YouTube, la liberté en moins

La semaine dernière, les internautes ont pu découvrir avec stupéfaction que plusieurs clips musicaux avaient été censurés. C'était le cas de High School, le dernier clip musical de Nicki Minaj avec Lil Wayne qui a été censuré sur Youtube. Quelques jours plus tôt, Robin Thicke avec son clip Blurred Lines avait subit le même sort car jugé trop sexy. Une censure que les internautes n'ont guère apprécié, accusant sur les réseaux sociaux la célèbre plateforme de partage vidéo, une grogne qui a également soulevé un problème au niveau des critères de sélection devenant de plus en plus exigeants. Dans tous les cas, il est déjà trop tard pour se révolter contre une atteinte au web puisque depuis peu, les studios Universal ont confirmé avoir désormais les pleins pouvoirs de censure sur YouTube. Autrement dit, la liberté de contenu commence. Le groupe ne serait pas le seul, puisque la tendance touche également de nombreux autres domaines tels que les jeux vidéos et le cinéma. Certains d'entre vous ont sûrement pu s'en apercevoir avec les trailers de Battlefield 4 ou ceux des derniers films d'horreurs tels que le dernier Evil Dead.

Le web réagit

Si YouTube commence à être contrôlé dans la plupart des contenus diffusés, il faut surtout considérer la nature de ces derniers. En effet, comme on vous l'a expliqué plus haut, il s'agit notamment de vidéos à caractère marketing (musique, cinéma, jeux-vidéos).

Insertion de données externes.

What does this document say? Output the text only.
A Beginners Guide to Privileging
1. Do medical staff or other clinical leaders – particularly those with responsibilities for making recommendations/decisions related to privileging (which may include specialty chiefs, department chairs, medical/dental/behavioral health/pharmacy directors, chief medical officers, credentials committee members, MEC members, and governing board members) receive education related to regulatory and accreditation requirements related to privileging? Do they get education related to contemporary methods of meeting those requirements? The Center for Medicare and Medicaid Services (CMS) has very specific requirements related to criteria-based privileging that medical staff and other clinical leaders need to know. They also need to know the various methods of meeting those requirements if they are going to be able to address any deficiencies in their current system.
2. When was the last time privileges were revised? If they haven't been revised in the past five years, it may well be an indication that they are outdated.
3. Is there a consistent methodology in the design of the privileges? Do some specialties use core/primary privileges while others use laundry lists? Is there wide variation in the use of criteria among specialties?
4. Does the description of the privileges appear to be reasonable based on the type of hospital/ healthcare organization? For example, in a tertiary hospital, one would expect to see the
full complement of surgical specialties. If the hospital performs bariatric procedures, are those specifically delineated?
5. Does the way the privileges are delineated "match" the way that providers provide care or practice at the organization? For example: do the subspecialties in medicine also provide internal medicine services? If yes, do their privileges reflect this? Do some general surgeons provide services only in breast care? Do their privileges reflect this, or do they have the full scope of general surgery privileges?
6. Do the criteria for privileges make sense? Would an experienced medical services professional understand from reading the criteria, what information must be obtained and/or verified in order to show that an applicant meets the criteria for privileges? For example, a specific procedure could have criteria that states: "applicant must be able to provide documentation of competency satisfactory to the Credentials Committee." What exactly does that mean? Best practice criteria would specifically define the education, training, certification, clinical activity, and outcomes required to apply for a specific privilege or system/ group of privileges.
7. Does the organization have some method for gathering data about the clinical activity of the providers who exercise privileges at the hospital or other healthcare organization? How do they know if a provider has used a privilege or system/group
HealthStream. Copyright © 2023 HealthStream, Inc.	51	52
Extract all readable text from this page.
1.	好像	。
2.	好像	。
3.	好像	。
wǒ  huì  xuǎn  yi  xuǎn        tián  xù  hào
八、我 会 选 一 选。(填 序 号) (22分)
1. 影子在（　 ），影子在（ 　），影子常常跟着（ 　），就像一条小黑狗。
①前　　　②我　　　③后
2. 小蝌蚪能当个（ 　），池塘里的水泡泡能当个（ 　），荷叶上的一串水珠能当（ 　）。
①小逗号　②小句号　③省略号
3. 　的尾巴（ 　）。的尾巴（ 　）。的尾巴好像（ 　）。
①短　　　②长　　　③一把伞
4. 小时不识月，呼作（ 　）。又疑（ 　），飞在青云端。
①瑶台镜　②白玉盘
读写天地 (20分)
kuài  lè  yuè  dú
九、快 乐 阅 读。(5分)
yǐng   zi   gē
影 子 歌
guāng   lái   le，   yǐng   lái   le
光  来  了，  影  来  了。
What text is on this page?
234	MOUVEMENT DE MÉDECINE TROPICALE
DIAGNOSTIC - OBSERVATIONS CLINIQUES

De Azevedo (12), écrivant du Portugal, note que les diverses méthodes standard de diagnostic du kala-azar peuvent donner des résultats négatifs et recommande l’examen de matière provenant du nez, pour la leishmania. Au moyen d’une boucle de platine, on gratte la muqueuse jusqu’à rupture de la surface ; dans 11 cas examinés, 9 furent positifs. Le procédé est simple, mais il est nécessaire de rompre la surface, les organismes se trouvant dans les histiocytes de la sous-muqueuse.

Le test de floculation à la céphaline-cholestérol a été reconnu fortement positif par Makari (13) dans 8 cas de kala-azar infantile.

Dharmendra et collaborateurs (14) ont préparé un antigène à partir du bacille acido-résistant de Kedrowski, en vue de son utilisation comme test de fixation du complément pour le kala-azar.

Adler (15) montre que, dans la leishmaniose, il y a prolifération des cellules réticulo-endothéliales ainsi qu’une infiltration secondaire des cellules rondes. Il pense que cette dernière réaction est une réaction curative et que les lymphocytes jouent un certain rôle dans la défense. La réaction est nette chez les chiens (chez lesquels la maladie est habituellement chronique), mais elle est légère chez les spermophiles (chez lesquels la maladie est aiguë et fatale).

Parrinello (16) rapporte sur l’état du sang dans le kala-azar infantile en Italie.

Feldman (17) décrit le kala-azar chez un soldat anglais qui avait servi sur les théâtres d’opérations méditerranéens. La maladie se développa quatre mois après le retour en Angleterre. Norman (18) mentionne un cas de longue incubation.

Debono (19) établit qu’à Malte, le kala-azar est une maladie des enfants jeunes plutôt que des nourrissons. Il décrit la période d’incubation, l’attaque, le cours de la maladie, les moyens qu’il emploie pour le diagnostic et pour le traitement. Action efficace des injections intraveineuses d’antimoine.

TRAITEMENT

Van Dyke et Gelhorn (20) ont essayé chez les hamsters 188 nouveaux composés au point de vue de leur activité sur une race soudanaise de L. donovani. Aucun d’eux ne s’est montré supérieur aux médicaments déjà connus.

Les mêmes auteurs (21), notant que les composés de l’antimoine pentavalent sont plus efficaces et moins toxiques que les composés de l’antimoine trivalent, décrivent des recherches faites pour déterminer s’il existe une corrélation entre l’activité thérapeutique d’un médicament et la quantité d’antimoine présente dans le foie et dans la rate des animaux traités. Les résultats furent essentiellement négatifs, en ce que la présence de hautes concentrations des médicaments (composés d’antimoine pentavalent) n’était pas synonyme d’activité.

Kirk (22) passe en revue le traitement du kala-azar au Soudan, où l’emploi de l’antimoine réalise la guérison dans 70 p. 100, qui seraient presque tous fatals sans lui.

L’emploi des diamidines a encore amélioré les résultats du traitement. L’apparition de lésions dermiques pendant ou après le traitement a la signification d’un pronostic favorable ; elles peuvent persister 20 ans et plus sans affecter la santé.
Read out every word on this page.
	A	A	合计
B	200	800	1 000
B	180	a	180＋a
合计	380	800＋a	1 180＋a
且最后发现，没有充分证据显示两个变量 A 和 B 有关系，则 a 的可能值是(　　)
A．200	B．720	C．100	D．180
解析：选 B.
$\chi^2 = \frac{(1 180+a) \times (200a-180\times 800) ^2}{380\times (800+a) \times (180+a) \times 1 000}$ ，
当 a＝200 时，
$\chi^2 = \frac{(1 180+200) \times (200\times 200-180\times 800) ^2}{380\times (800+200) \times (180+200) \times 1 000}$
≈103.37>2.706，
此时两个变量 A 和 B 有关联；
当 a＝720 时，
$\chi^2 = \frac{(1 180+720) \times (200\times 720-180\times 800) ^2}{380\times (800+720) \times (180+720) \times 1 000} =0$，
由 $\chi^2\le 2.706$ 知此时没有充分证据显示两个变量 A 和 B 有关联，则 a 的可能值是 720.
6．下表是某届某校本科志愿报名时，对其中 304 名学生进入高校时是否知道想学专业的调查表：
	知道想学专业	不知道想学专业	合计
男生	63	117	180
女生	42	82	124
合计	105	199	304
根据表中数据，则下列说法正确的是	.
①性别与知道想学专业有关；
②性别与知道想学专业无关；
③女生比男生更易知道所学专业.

Seulement, pour de nombreux internautes, qui aimeraient découvrir de nouveaux artistes, la balade sur YouTube risque d'être de courte durée. Qu'à cela ne tienne, les techniques pour contourner la censure sont encore assez simples à mettre en place, seulement, pour combien de temps encore ? Comme on vous le disait également, la grogne s'est faite sentir sur les réseaux sociaux. Une réaction que l'on peut comprendre, néanmoins il existe encore des zones géographiques où YouTube est quasi inexistant. Petite pensée à ce titre à nos collègues internautes en Iran par exemple, ou au Pakistan où la plateforme de partage a carrément été bannie du web depuis maintenant six mois.

Quel avenir pour le net ?

Plusieurs analyses sont à retenir et doivent s’envisager plutôt comme des pistes de réflexion au risque de sombrer dans une forme de paranoïa qui encourage la stigmatisation des plus sceptiques en fous. Premièrement, il est important de prendre en considération la responsabilité des grands agents communicants qui est de protéger les plus jeunes, notamment du web et de ses risques. Pourtant, quand une plateforme comme YouTube filtre soigneusement les contenus à caractère pornographiques, on peut se demander si l’intérêt n'est pas autre étant donné que YouTube appartient au puissant moteur de recherche Google, lequel ne se prive pas pour laisser en libre accès des contenus interdits aux plus jeunes. Hypocrisie rime souvent avec profit. En second lieu, il est très probable que cette censure soudaine s'inscrive dans le processus à long terme d'un contrôle absolu du web. Au delà des intérêts financiers, il y' a bien entendu le contrôle de l'information qui, dans son absolu reste un pouvoir à double tranchant. En effet, l'information non contrôlé expose à de grands risques ceux qui la maîtrise, et, à l'inverse, un système oligarchique du flux informationnel est la première des caractéristiques de la dictature. Dans le cas qui nous intéresse, la censure sur YouTube pourrait aussi bien marquer une nouvelle manœuvre des gouvernements s'inscrivant dans la fameuse logique ACTA/SOPA. Une nouvelle formule, plus en douceur, qui à terme parviendra à imposer une certaine éthique dans l'utilisation du web. Faut-il alors se demander si la censure doit être une question de responsabilité individuelle ou collective sur internet, la rédaction de meltyBuzz vous laissera le soin d'en débattre. Après YouTube, jusqu'où ira la censure ?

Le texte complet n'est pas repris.